Medicare is available to people who are 65 or older, people under 65 with certain disabilities, and people of any age with end-stage renal disease. For some eligible people, enrollment in Medicare is automatic. Others can sign up during their Initial Enrollment Period or later during a recurring enrollment period.

Automatic Enrollment in Medicare

People who receive retirement or disability benefits from the Railroad Retirement Board or Social Security Administration are automatically enrolled in Medicare when they become eligible. For example, a person who takes Social Security retirement at 62 could expect to receive their Medicare card in the mail 3 months before their 65th birthday.

Initial Enrollment in Medicare

Eligible people who aren’t automatically enrolled in Medicare can sign up during their Initial Enrollment Period (IEP). For people eligible due to age, this 7-month window starts 3 months before the month they turn 65. For example, if you’re turning 65 in August, your IEP would run from May 1 to November 30.

Set Enrollment Periods for Medicare

Medicare offers recurring enrollment periods at set times throughout the year, though there are limits to what changes can be made during each period.

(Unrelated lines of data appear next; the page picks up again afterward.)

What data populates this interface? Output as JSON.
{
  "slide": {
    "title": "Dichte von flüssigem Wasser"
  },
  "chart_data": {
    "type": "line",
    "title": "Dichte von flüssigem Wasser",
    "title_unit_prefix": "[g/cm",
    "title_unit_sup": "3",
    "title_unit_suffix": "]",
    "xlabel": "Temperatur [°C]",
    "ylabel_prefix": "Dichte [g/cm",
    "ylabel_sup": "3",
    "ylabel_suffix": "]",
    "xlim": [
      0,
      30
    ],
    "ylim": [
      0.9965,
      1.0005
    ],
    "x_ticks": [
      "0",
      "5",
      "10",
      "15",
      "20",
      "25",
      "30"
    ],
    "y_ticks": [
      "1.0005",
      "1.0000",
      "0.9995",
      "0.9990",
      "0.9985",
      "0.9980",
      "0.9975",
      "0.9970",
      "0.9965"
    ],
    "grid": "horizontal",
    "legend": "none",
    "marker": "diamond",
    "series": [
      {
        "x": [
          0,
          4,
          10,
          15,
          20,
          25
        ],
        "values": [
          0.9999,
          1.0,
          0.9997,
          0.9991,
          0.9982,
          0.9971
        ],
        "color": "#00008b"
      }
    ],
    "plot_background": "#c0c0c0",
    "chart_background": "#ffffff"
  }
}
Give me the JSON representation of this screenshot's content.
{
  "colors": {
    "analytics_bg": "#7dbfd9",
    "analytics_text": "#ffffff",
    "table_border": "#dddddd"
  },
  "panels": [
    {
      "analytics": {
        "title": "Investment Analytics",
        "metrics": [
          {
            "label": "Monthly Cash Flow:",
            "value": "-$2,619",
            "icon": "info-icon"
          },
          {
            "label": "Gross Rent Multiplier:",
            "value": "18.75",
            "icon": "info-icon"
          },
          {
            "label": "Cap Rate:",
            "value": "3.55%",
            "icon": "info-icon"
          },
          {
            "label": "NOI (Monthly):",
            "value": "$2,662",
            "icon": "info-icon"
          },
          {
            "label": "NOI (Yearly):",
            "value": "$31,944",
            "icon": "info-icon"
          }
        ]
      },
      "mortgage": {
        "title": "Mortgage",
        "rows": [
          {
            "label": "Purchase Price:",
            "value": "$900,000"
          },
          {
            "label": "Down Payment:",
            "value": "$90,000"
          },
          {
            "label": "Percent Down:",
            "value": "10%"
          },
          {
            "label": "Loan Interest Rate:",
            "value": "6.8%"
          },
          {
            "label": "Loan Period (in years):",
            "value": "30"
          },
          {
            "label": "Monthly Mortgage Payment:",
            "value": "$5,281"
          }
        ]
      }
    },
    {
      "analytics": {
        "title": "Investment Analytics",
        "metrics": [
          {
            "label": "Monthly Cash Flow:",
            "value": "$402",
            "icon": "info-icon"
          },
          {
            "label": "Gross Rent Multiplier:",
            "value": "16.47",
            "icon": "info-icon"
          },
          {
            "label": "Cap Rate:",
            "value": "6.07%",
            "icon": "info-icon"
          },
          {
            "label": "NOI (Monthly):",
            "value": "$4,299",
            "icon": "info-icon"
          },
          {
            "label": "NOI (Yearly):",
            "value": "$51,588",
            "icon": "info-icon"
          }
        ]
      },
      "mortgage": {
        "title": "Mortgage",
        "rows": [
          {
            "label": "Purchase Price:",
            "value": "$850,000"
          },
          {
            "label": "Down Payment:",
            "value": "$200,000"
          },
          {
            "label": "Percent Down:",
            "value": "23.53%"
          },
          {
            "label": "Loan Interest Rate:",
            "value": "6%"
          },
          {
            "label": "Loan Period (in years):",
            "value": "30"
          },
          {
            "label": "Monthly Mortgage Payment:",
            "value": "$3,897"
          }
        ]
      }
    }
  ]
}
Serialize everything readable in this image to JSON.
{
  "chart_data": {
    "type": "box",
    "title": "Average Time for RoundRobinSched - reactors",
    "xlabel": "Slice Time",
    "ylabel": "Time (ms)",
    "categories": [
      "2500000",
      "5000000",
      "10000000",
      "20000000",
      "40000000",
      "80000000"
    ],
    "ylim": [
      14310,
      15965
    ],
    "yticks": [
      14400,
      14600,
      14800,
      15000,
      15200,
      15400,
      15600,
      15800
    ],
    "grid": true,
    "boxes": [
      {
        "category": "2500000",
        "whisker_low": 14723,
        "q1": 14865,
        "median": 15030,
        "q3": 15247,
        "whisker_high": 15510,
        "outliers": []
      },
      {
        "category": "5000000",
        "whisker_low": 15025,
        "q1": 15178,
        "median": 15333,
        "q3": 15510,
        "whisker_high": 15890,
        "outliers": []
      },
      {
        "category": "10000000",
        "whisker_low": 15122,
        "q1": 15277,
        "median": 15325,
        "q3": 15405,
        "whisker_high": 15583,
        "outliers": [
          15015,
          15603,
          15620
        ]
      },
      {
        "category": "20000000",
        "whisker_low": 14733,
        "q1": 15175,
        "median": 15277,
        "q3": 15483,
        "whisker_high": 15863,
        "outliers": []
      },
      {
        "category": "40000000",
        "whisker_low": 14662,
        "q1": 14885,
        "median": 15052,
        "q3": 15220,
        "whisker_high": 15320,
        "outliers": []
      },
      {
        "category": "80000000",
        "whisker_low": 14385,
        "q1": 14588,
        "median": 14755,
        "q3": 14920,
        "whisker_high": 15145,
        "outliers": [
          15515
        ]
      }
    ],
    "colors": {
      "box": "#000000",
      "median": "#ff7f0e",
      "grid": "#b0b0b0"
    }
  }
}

Some periods can be used to sign up for Medicare, while others provide an opportunity to change your existing coverage:

  • Open Enrollment Period: The Medicare Advantage Open Enrollment Period runs from January 1 to March 31 each year. During this enrollment period, people who already have Medicare Advantage can enroll in a different Medicare Advantage plan or return to Original Medicare.
  • General Enrollment Period: Medicare’s General Enrollment Period takes place from January 1 to March 31. People who did not get Part A and/or Part B during their Initial Enrollment Period can sign up at this time, though late enrollment penalties may apply. 
  • Annual Enrollment Period: Between October 15 and December 7 each year, those who already have Medicare can make a variety of changes. Permitted changes include switching between Medicare Advantage and Original Medicare, or joining, switching, or dropping a Part D drug plan. 
  • Special Enrollment Periods: People who work past 65 and have job-based health coverage may be eligible for a Special Enrollment Period. An 8-month SEP begins the month the job-based coverage ends or when the covered employee leaves their job, whichever happens first.